Tersangka Dihadirkan
Salah satu tersangka, Suplianus Bagau alias Siprianus Weya alias Supli (31), dihadirkan langsung untuk memperagakan perannya bersama sejumlah saksi. Dari hasil rekonstruksi, terungkap bahwa insiden berdarah pada Rabu (13/8/2025) sekitar pukul 08.45 WIT itu dilakukan oleh kelompok yang dipimpin Aibon Kogoya, terbagi dalam tiga tim dengan peran berbeda.
- Kelompok Pertama: YM, YW, KM – menembak Brigpol M. Arif Maulana di TKP 1.
- Kelompok Kedua: TG, Suplianus Bagau – menembak Briptu Nelson C. Runaki di TKP 2.
- Kelompok Ketiga: Aibon Kogoya dan HM – bertugas memantau situasi di sekitar lokasi pembangunan jalan dan excavator.
Setelah aksi penembakan, para pelaku merampas senjata api AK-101 dan AK-47 serta body vest milik korban. Mereka bahkan sempat membuat video pernyataan sikap di camp darurat, direkam oleh tersangka Suplianus Bagau.
Pengamanan Ketat
Rekonstruksi ini berlangsung dengan penjagaan ketat, melibatkan 15 kendaraan taktis, 24 senjata laras panjang, serta perlengkapan bodyvest dan helm tempur.
Kaops Damai Cartenz, Brigjen Pol. Faizal Ramadhani, menegaskan rekonstruksi merupakan bagian penting dari proses penyidikan.
“Rekonstruksi ini dilakukan untuk memastikan peran masing-masing pelaku dan menguatkan alat bukti dalam kasus pembunuhan dua personel Brimob. Kami pastikan proses hukum berjalan sesuai prosedur dan transparan,” ujarnya.
Ia juga menekankan komitmen aparat dalam menjaga keamanan di Papua.
“Tidak ada tempat bagi kelompok bersenjata yang melakukan kekerasan di tanah Papua,” tegas Brigjen Faizal.
Menuju Tahap Hukum Selanjutnya
Sementara itu, Wakaops Damai Cartenz, Kombes Pol. Adarma Sinaga, menyebut rangkaian rekonstruksi berjalan aman dan tertib.

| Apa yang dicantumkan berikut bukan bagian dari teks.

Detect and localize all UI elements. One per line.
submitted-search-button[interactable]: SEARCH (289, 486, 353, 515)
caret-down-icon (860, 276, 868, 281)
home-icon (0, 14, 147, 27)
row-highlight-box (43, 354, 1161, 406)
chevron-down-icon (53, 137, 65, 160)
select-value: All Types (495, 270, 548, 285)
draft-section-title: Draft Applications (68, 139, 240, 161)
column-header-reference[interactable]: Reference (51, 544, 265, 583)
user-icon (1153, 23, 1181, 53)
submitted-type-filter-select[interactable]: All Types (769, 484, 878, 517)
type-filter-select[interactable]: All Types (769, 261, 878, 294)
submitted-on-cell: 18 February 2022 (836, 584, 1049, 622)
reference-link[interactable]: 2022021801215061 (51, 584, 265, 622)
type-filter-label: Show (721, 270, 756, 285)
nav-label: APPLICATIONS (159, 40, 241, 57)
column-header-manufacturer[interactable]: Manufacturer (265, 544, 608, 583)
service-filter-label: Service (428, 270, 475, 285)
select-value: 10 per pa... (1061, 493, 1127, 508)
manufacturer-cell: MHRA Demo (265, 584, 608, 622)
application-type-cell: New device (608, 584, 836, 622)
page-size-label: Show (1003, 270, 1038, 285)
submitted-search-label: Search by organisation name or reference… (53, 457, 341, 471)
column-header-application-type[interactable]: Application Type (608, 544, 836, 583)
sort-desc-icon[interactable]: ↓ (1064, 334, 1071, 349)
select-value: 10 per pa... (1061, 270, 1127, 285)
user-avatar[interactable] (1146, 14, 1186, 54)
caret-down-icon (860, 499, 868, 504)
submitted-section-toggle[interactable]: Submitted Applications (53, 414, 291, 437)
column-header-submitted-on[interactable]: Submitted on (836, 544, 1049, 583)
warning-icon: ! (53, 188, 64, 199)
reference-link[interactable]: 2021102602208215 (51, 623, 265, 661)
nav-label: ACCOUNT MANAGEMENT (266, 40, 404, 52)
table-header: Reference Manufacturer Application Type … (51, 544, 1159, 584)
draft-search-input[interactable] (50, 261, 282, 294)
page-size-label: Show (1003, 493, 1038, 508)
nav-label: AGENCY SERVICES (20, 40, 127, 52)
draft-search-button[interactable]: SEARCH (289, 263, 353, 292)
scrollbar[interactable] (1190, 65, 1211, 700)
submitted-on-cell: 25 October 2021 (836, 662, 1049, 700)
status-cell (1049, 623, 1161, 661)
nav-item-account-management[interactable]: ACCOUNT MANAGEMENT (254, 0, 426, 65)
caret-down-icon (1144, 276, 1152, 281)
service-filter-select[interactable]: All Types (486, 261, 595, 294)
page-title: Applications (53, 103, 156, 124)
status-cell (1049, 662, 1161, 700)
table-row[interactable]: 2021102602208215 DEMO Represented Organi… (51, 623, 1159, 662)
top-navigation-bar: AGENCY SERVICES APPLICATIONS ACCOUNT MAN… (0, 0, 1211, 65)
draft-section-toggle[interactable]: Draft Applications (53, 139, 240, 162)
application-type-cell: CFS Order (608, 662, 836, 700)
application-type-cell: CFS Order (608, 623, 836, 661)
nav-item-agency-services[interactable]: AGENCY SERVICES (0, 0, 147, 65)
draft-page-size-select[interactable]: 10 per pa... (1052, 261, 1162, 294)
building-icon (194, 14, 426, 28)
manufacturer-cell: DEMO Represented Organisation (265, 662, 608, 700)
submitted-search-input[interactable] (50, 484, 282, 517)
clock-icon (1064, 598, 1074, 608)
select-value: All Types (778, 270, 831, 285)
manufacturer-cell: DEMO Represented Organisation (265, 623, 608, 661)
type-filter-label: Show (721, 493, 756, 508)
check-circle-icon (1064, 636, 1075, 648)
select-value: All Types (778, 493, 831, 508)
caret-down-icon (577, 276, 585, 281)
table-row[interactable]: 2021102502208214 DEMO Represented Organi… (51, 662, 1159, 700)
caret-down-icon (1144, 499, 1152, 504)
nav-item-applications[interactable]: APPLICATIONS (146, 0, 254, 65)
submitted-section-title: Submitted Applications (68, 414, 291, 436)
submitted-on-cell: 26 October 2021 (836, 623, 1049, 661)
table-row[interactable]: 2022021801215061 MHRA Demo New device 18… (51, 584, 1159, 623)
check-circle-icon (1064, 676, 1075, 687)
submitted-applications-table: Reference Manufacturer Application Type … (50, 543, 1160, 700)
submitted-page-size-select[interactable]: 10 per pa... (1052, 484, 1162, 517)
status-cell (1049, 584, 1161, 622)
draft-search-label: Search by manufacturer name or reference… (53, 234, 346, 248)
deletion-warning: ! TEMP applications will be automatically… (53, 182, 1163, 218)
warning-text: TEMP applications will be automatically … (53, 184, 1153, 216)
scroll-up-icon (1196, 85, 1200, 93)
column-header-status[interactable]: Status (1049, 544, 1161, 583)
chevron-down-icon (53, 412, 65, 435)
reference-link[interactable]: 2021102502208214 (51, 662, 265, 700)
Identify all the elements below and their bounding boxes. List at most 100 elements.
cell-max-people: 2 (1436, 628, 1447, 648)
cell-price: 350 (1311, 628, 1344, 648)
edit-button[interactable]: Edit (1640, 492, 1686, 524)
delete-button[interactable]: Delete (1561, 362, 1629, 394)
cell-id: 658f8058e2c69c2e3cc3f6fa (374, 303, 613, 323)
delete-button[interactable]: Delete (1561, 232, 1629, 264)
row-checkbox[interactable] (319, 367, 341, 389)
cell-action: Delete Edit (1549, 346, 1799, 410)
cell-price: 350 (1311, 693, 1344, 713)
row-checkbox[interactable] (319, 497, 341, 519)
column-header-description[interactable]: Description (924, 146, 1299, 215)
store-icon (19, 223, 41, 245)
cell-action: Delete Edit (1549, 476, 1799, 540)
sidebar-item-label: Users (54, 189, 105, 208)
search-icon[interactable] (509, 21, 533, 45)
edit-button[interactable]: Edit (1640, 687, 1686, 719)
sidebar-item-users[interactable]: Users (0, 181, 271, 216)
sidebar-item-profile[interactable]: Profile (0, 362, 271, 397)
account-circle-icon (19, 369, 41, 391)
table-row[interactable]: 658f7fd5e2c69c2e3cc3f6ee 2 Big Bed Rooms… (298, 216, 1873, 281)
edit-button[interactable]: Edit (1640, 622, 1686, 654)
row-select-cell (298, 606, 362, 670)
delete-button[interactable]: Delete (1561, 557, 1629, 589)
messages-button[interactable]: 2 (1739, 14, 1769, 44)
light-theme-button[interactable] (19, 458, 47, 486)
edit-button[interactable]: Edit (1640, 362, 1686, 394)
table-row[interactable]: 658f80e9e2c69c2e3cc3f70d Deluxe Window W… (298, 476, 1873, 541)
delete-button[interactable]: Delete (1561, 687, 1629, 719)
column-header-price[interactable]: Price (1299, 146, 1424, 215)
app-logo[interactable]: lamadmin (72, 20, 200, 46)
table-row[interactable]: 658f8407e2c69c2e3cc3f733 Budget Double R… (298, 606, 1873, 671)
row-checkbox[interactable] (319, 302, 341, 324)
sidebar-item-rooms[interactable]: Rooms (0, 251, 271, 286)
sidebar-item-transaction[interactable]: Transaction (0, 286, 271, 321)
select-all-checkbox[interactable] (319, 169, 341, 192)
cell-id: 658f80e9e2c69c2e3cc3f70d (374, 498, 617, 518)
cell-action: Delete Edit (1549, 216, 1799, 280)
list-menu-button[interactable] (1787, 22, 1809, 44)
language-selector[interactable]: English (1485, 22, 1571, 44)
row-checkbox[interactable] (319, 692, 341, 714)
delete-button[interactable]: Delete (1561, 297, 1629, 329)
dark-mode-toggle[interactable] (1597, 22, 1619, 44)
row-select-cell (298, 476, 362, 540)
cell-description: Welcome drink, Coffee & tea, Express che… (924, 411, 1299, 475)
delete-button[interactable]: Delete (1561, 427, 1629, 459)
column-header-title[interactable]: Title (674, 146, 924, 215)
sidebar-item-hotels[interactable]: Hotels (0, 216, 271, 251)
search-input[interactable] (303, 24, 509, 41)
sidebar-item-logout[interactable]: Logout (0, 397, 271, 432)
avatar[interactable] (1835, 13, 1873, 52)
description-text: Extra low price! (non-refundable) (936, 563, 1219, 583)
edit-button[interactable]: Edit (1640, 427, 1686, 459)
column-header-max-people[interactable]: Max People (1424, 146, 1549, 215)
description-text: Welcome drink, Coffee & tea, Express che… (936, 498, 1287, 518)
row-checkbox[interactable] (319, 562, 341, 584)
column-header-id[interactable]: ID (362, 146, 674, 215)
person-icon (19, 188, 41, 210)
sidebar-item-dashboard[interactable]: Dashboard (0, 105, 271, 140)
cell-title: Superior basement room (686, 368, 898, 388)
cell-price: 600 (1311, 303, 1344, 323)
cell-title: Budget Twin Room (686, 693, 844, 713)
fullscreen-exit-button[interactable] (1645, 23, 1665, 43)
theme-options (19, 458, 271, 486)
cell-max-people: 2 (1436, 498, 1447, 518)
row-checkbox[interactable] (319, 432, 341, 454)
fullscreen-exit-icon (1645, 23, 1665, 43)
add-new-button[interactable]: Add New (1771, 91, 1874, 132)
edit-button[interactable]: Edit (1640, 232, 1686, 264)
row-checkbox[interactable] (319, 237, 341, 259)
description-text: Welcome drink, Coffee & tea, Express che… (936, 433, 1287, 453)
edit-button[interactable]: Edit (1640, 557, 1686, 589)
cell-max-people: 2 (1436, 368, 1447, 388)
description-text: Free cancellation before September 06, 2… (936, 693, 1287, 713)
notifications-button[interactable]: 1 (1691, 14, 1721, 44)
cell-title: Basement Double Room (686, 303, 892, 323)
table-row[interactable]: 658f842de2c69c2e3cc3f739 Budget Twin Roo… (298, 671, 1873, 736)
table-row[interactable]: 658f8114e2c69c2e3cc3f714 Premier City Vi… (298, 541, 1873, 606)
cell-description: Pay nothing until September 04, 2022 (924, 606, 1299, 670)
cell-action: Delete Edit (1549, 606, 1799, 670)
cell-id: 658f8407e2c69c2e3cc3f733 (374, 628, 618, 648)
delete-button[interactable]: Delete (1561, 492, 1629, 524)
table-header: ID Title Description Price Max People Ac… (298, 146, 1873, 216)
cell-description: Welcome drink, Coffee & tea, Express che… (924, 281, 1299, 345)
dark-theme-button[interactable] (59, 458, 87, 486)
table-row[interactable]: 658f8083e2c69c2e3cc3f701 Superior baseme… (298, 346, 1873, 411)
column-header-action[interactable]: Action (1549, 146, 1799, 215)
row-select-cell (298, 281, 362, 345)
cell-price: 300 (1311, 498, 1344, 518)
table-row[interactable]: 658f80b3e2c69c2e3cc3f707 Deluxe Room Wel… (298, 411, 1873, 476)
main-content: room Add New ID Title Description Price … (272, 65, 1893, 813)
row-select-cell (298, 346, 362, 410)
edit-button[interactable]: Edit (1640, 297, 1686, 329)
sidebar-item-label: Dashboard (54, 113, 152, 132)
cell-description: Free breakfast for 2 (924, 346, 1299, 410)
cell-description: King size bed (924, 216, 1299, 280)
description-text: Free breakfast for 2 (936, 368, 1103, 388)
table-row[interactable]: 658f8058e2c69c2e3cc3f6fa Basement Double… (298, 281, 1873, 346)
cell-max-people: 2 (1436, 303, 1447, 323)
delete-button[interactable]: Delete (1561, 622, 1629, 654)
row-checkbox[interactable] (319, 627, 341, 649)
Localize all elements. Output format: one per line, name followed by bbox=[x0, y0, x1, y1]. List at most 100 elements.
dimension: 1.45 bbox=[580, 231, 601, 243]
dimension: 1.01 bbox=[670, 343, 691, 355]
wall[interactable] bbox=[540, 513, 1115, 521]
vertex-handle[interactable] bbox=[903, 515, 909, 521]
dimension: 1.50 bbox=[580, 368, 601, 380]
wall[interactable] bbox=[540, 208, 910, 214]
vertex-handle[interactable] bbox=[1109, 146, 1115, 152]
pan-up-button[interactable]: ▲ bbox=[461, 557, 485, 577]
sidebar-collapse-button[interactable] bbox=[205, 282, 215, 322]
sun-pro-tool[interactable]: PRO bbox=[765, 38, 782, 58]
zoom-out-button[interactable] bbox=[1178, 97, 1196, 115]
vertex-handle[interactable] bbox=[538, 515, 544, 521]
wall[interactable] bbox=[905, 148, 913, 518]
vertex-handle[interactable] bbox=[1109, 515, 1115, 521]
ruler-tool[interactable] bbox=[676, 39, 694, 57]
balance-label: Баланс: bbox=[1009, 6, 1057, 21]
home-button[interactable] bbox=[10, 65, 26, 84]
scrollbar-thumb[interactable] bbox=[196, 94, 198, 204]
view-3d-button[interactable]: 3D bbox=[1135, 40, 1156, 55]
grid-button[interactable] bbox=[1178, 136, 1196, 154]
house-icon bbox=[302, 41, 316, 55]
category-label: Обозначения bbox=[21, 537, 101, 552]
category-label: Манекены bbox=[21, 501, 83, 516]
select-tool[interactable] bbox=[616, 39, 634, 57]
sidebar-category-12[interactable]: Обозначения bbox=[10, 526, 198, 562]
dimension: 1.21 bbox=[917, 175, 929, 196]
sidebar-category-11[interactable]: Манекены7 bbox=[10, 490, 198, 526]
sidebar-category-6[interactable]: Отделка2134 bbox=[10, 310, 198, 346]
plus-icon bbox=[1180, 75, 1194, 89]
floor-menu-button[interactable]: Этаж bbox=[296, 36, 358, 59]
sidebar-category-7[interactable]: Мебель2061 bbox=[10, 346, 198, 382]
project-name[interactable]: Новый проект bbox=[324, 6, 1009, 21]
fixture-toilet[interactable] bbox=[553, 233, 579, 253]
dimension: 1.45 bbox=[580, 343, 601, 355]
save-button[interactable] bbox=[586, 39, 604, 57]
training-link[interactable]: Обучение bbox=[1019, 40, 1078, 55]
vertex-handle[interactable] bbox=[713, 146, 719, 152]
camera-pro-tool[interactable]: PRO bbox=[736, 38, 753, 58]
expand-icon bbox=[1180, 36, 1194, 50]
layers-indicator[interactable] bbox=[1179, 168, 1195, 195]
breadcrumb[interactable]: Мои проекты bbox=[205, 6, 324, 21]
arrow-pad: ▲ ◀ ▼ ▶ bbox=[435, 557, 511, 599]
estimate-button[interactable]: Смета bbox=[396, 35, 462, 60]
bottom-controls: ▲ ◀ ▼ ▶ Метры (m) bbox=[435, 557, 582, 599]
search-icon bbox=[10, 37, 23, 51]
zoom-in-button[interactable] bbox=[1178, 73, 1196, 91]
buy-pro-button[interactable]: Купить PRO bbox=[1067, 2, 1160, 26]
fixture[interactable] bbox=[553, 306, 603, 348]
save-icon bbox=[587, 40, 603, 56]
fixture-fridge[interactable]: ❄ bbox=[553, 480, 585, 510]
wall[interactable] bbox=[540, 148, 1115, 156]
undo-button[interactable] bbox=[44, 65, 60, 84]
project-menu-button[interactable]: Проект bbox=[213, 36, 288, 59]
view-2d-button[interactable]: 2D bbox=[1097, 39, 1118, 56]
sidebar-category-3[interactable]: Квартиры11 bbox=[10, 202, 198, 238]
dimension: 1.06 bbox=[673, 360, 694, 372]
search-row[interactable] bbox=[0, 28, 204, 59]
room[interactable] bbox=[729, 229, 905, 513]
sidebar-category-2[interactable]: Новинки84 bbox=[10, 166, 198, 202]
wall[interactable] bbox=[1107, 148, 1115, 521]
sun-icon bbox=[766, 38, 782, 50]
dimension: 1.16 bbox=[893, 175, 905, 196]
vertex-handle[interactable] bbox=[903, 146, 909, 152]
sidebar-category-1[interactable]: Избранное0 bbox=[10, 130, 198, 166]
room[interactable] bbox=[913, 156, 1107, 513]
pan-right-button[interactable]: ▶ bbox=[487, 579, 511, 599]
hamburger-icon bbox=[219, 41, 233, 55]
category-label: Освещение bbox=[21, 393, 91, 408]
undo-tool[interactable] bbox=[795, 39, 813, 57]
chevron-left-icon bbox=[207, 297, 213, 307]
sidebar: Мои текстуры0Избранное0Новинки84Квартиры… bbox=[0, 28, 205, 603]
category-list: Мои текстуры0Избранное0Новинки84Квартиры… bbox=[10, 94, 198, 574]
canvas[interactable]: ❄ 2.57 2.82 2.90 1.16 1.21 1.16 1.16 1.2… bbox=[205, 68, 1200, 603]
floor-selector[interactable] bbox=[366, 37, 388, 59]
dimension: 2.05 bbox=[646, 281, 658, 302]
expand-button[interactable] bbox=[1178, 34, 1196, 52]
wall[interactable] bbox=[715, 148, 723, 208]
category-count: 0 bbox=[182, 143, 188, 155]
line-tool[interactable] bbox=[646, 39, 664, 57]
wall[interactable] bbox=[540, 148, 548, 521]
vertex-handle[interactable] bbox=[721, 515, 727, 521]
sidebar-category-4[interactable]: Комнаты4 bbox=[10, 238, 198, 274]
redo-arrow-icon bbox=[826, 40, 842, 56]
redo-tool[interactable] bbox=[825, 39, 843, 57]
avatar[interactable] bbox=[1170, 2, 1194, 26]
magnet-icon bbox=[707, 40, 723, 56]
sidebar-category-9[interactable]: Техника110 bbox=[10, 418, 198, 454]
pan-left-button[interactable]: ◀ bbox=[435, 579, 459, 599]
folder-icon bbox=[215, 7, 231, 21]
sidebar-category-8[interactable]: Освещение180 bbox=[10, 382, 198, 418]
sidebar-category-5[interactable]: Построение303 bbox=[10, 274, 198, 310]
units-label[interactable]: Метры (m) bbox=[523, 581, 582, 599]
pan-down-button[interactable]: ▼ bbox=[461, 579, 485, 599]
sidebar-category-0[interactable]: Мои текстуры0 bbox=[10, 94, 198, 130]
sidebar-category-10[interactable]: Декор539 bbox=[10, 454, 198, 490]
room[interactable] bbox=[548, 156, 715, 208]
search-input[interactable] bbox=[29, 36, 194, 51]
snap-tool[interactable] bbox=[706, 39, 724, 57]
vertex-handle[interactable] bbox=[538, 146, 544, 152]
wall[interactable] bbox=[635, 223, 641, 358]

“Seluruh giat berjalan lancar tanpa kendala. Rekonstruksi ini akan menjadi bahan penting untuk melengkapi berkas perkara sebelum dilimpahkan ke jaksa penuntut umum,” jelasnya.
Usai kegiatan, tersangka Suplianus Bagau kembali diamankan di Rutan Polres Nabire. Satgas Damai Cartenz bersama penyidik Polres Nabire kini fokus melengkapi berkas perkara serta memburu pelaku lain yang masih buron.
“Kami meminta masyarakat tetap tenang dan mendukung upaya penegakan hukum,” tutup Kombes Adarma.